Even if you have a small group and you don’t need the formality of Robert’s Rules, you can still take some lessons from it:

  • Set guidelines. For example, will a majority vote decide or do you want consensus?
  • Ask participants for specific, actionable proposals. If you have a concern with someone’s solution to a problem, you should be offering ways to improve it rather than tearing it down without proposing an alternative.
  • Encourage participants who haven’t yet spoken to weigh in before anyone speaks twice.
  • When everyone has had their say, vote!

Tools for Unstructured Problems

What if your problem is too unstructured or undefined for participants to be able to offer reasonable proposals or reach a conclusion?

  • Use affinity grouping to generate ideas and get participants speaking the same language. Ask participants to write as many ideas or priorities as they can onto sticky notes and then, as a group, sort them into 4-10 themes.
  • Create a pros and cons list to dig into the benefits and downsides of a decision. A variant for when you want to compare many options is to have one column for each option and list both pros and cons together. Give each item +1 if it’s pro and -1 if it’s a con. You can also weight the scores by importance (e.g., a small problem is -1 and a big one is -5) and then add up the numbers for each option. The highest positive score wins, but don’t feel chained to the outcome if the group expresses discomfort with the winner. It’s easy to miss a key factor or not weigh quite right, so use it as a conversation tool rather than anything binding.
  • Use a multi-voting model to narrow down a large number of options through multiple rounds of voting. In the first round, give each participant a number of votes to distribute among the available options. A good rule of thumb is that each participant gets a number of votes equal to about a third of the options (e.g., 21 options means 7 votes each). After everyone has voted in the first round, eliminate the lowest scoring two-thirds of options. You can repeat the voting process as necessary to narrow it down to the desired number of options.

Electing Leaders

Genuinely collaborative decision-making is hard and time-consuming. At the same time, every person in your group deserves to be represented.
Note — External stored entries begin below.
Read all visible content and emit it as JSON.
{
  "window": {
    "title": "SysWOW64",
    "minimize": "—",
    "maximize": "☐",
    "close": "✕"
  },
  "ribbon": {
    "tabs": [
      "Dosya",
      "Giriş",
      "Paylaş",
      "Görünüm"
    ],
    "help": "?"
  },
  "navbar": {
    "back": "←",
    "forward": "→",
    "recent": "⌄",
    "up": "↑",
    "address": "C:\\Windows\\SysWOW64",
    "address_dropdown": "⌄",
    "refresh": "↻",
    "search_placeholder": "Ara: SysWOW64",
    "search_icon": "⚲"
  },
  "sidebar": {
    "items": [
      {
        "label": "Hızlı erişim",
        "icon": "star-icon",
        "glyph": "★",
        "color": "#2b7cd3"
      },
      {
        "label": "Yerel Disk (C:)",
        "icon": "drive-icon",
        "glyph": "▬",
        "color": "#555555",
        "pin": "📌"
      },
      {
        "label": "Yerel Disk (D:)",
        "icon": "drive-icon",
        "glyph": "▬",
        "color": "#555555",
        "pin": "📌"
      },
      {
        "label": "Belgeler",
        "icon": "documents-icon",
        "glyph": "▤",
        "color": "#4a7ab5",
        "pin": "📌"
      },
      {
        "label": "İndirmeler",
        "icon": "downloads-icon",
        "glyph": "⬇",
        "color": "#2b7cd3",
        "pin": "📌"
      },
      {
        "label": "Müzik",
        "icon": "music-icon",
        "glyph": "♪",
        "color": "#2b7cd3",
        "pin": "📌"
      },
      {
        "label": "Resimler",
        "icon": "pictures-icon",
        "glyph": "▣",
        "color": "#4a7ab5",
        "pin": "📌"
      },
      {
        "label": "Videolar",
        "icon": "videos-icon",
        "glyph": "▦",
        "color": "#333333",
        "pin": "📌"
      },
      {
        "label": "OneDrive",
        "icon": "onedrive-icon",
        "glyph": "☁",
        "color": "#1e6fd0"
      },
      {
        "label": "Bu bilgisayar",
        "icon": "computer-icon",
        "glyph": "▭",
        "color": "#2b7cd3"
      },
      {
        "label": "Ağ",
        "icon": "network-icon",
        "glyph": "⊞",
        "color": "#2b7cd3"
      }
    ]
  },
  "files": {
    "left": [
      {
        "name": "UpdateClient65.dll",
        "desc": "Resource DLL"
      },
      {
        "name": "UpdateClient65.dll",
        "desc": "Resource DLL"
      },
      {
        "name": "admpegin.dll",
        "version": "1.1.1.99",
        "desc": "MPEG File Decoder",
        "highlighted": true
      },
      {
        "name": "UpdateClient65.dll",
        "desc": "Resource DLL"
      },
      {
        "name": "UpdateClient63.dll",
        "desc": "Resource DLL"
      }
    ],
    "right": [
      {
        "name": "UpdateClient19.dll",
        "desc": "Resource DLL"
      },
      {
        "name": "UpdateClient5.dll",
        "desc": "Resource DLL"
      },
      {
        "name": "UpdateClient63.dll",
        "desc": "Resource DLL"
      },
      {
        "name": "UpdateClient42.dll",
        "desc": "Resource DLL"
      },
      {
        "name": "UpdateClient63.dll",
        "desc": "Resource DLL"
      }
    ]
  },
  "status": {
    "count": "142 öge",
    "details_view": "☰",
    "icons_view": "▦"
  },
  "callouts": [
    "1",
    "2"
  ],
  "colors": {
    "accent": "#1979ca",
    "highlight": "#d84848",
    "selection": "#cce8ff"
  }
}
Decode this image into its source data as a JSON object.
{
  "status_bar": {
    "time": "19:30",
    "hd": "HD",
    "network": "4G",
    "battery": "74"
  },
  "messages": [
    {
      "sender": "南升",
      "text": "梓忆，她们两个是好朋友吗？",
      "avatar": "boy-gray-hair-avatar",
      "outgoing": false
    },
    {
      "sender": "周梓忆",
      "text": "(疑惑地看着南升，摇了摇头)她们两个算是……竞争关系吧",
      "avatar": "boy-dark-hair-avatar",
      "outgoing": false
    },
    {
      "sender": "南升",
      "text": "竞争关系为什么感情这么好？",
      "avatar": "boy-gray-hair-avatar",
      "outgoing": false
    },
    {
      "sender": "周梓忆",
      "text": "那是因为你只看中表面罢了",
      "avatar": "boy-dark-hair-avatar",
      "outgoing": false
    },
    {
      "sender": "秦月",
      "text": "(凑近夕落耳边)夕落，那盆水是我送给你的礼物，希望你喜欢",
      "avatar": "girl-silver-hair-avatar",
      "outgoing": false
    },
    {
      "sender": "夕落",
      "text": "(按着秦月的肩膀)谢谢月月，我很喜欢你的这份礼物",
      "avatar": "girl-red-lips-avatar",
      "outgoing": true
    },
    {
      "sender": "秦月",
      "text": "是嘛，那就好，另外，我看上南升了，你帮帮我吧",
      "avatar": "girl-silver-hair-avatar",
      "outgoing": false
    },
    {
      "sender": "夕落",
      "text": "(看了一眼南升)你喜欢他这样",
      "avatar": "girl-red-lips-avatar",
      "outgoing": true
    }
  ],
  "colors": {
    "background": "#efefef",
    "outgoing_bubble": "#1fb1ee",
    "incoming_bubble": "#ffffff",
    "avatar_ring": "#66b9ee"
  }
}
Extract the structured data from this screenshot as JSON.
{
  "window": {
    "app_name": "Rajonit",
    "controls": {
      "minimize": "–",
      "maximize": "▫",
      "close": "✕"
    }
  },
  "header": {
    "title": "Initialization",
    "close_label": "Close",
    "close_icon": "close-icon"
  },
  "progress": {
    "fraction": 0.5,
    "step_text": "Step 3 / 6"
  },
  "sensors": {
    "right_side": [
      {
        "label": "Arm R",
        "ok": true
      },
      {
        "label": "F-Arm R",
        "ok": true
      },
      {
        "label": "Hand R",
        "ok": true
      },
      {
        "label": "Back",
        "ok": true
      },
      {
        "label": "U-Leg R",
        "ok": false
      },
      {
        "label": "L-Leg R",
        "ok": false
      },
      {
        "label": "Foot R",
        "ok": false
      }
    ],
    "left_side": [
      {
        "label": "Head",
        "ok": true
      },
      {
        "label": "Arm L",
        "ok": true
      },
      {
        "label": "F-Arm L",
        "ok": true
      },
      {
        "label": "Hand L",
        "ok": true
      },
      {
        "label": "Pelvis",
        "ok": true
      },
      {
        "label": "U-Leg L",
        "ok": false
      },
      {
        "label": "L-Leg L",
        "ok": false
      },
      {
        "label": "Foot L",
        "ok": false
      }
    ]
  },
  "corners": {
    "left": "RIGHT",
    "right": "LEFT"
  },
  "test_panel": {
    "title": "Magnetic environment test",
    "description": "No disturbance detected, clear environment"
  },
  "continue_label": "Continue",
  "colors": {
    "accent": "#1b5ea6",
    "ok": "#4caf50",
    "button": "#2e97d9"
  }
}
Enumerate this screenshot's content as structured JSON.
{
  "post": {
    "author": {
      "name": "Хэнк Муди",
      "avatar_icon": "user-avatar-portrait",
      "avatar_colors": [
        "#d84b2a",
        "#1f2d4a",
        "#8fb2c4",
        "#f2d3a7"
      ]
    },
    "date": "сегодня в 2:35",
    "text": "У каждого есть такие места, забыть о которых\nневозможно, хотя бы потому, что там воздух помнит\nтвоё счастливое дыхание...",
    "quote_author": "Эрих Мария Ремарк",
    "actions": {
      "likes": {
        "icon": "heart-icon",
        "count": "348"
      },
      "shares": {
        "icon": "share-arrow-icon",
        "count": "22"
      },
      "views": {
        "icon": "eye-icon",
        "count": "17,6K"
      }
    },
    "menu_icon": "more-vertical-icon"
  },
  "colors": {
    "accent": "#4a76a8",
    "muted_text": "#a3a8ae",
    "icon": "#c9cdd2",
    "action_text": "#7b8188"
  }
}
To balance these needs, elect leadership! Remember to set the length of terms, protocol for replacing someone if they want to step down, and (potentially) protocol for removal.

Diversity in Leadership

The Indivisible Guide states that “It is critical that our resistance reflect and center the voices of those who are most directly threatened by the Trump agenda.”

Take concrete steps to support those who are most directly threatened by the Trump agenda as leaders (if they feel safe doing so—they face greater risks than someone from a more privileged background, so trust them if they say no).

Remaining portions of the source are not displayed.